Thor Heyerdahl is notable for his Kon-Tiki expedition in 1947
Heyerdahl is notable for his Kon-Tiki expedition in 1947, in which he sailed 8,000 km (5,000 mi) across the Pacific Ocean in a hand-built raft from South America to the Tuamotu Islands. The expedition was designed to demonstrate that ancient people could have made long sea voyages, creating contacts between societies. This was linked to a diffusionist model of cultural development.
Heyerdahl made other voyages to demonstrate the possibility of contact between widely separated ancient peoples, notably the Ra II expedition of 1970, when he sailed from the west coast of Africa to Barbados in a papyrus reed boat. He was appointed a government scholar in 1984.

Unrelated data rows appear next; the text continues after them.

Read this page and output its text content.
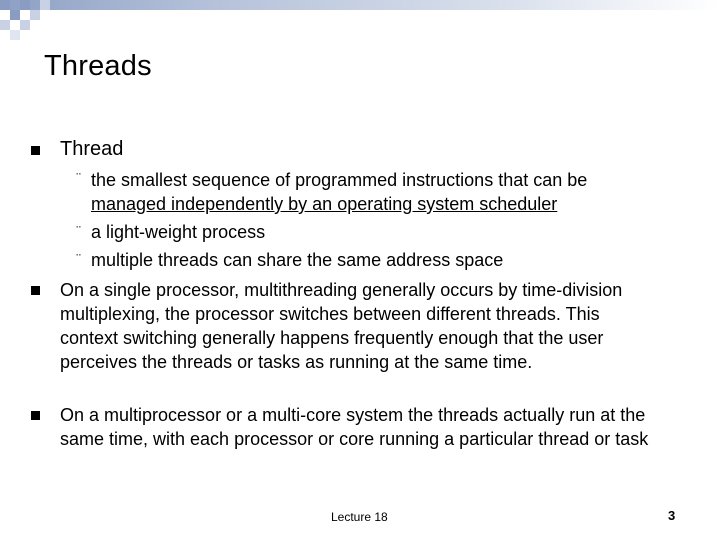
Threads
Thread
¨ the smallest sequence of programmed instructions that can be
managed independently by an operating system scheduler
¨ a light-weight process
¨ multiple threads can share the same address space
On a single processor, multithreading generally occurs by time-division multiplexing, the processor switches between different threads. This context switching generally happens frequently enough that the user perceives the threads or tasks as running at the same time.
On a multiprocessor or a multi-core system the threads actually run at the same time, with each processor or core running a particular thread or task
Lecture 18	3
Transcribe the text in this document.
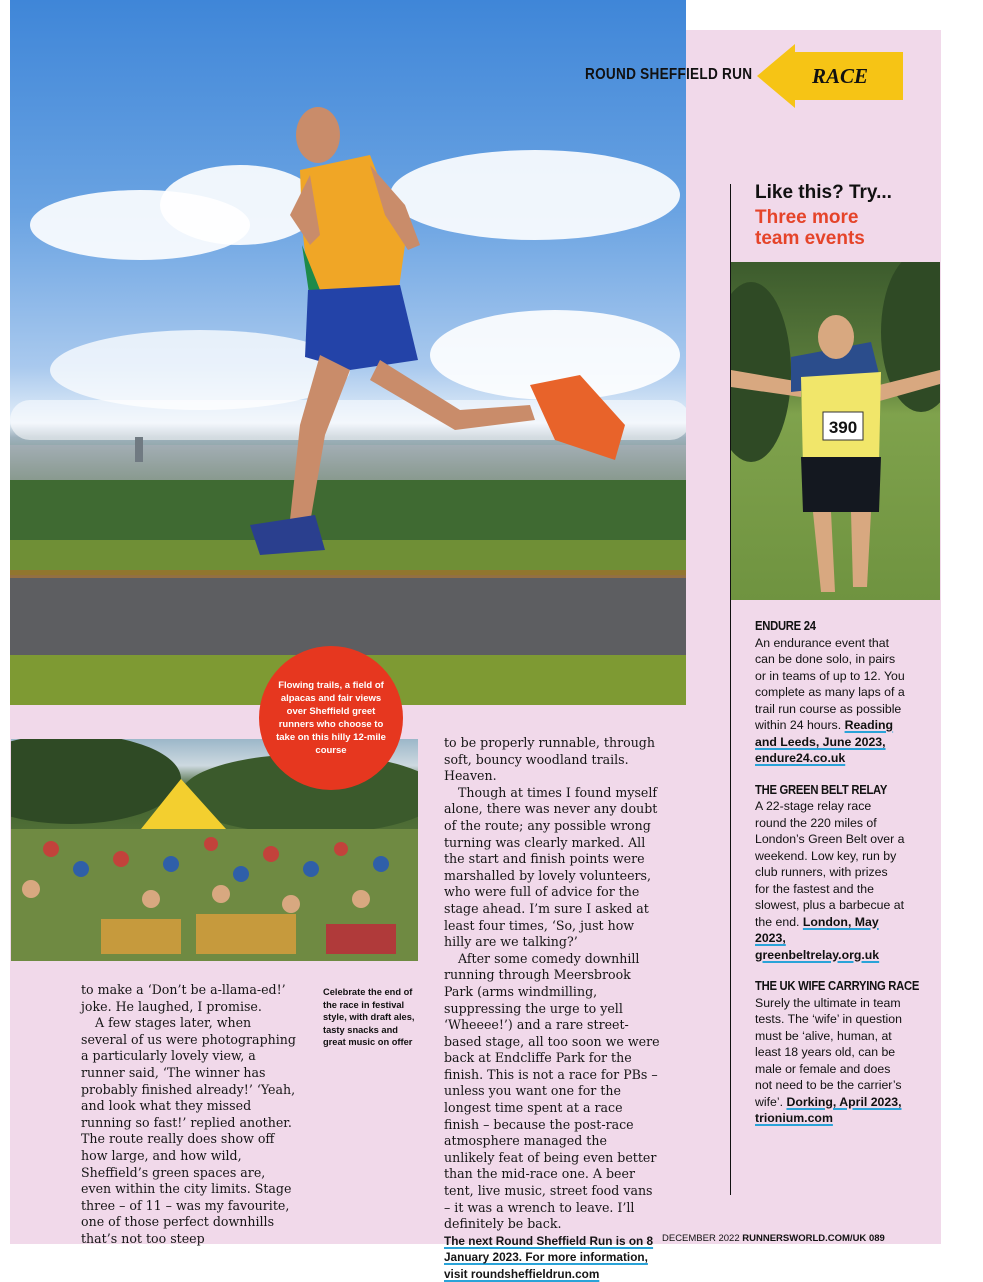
ROUND SHEFFIELD RUN	RACE
Like this? Try...
Three more team events
390
ENDURE 24

An endurance event that can be done solo, in pairs or in teams of up to 12. You complete as many laps of a trail run course as possible within 24 hours. Reading and Leeds, June 2023, endure24.co.uk

THE GREEN BELT RELAY

A 22-stage relay race round the 220 miles of London’s Green Belt over a weekend. Low key, run by club runners, with prizes for the fastest and the slowest, plus a barbecue at the end. London, May 2023, greenbeltrelay.org.uk

THE UK WIFE CARRYING RACE

Surely the ultimate in team tests. The ‘wife’ in question must be ‘alive, human, at least 18 years old, can be male or female and does not need to be the carrier’s wife’. Dorking, April 2023, trionium.com

Flowing trails, a field of alpacas and fair views over Sheffield greet runners who choose to take on this hilly 12-mile course

to make a ‘Don’t be a-llama-ed!’ joke. He laughed, I promise.

A few stages later, when several of us were photographing a particularly lovely view, a runner said, ‘The winner has probably finished already!’ ‘Yeah, and look what they missed running so fast!’ replied another. The route really does show off how large, and how wild, Sheffield’s green spaces are, even within the city limits. Stage three – of 11 – was my favourite, one of those perfect downhills that’s not too steep

Celebrate the end of the race in festival style, with draft ales, tasty snacks and great music on offer

to be properly runnable, through soft, bouncy woodland trails. Heaven.

Though at times I found myself alone, there was never any doubt of the route; any possible wrong turning was clearly marked. All the start and finish points were marshalled by lovely volunteers, who were full of advice for the stage ahead. I’m sure I asked at least four times, ‘So, just how hilly are we talking?’

After some comedy downhill running through Meersbrook Park (arms windmilling, suppressing the urge to yell ‘Wheeee!’) and a rare street-based stage, all too soon we were back at Endcliffe Park for the finish. This is not a race for PBs – unless you want one for the longest time spent at a race finish – because the post-race atmosphere managed the unlikely feat of being even better than the mid-race one. A beer tent, live music, street food vans – it was a wrench to leave. I’ll definitely be back.

The next Round Sheffield Run is on 8 January 2023. For more information, visit roundsheffieldrun.com

DECEMBER 2022 RUNNERSWORLD.COM/UK 089
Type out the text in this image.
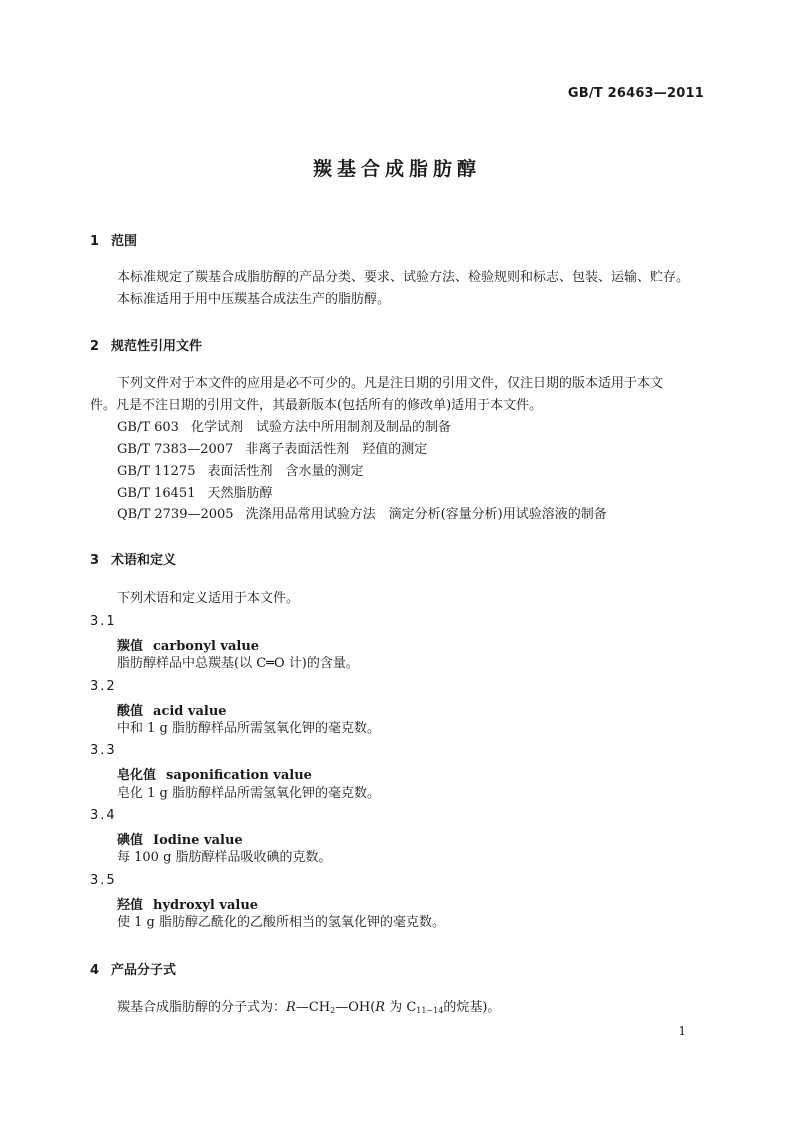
GB/T 26463—2011
羰基合成脂肪醇
1 范围
本标准规定了羰基合成脂肪醇的产品分类、要求、试验方法、检验规则和标志、包装、运输、贮存。
本标准适用于用中压羰基合成法生产的脂肪醇。
2 规范性引用文件
下列文件对于本文件的应用是必不可少的。凡是注日期的引用文件，仅注日期的版本适用于本文
件。凡是不注日期的引用文件，其最新版本(包括所有的修改单)适用于本文件。
GB/T 603 化学试剂　试验方法中所用制剂及制品的制备
GB/T 7383—2007 非离子表面活性剂　羟值的测定
GB/T 11275 表面活性剂　含水量的测定
GB/T 16451 天然脂肪醇
QB/T 2739—2005 洗涤用品常用试验方法　滴定分析(容量分析)用试验溶液的制备
3 术语和定义
下列术语和定义适用于本文件。
3.1
羰值 carbonyl value
脂肪醇样品中总羰基(以 C═O 计)的含量。
3.2
酸值 acid value
中和 1 g 脂肪醇样品所需氢氧化钾的毫克数。
3.3
皂化值 saponification value
皂化 1 g 脂肪醇样品所需氢氧化钾的毫克数。
3.4
碘值 Iodine value
每 100 g 脂肪醇样品吸收碘的克数。
3.5
羟值 hydroxyl value
使 1 g 脂肪醇乙酰化的乙酸所相当的氢氧化钾的毫克数。
4 产品分子式
羰基合成脂肪醇的分子式为：$R—CH_2—OH(R$ 为 $C_{11\sim 14}$的烷基)。
1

All his life, Olav Heyerdahl had heard the stories of his grandfather: of how he crossed the Pacific in 1947 on a primitive raft made of balsa wood. Now at last, he got to experience it first hand. As a tribute to his grandfather and the original Kon-tiki expedition, Olav and his team built a new raft in Peru and sailed it all the way to Raiatea in French Polynesia. When they arrived on the 24th of July 2006, after four months at sea, over a thousand people greeted them in a traditional Polynesian welcoming ceremony. This is a spectacular and unique documentary of the modern day voyage, with footage of the 1947 expedition setting the context. The 1947 Kon-tiki film won an Oscar, and Thor Heyerdahl's book has sold more the 50 millions copies worldwide. At the time, the whole world was amazed by this eccentric Norwegian explorer. The story continues to enthral 60 years later, only this time in colour.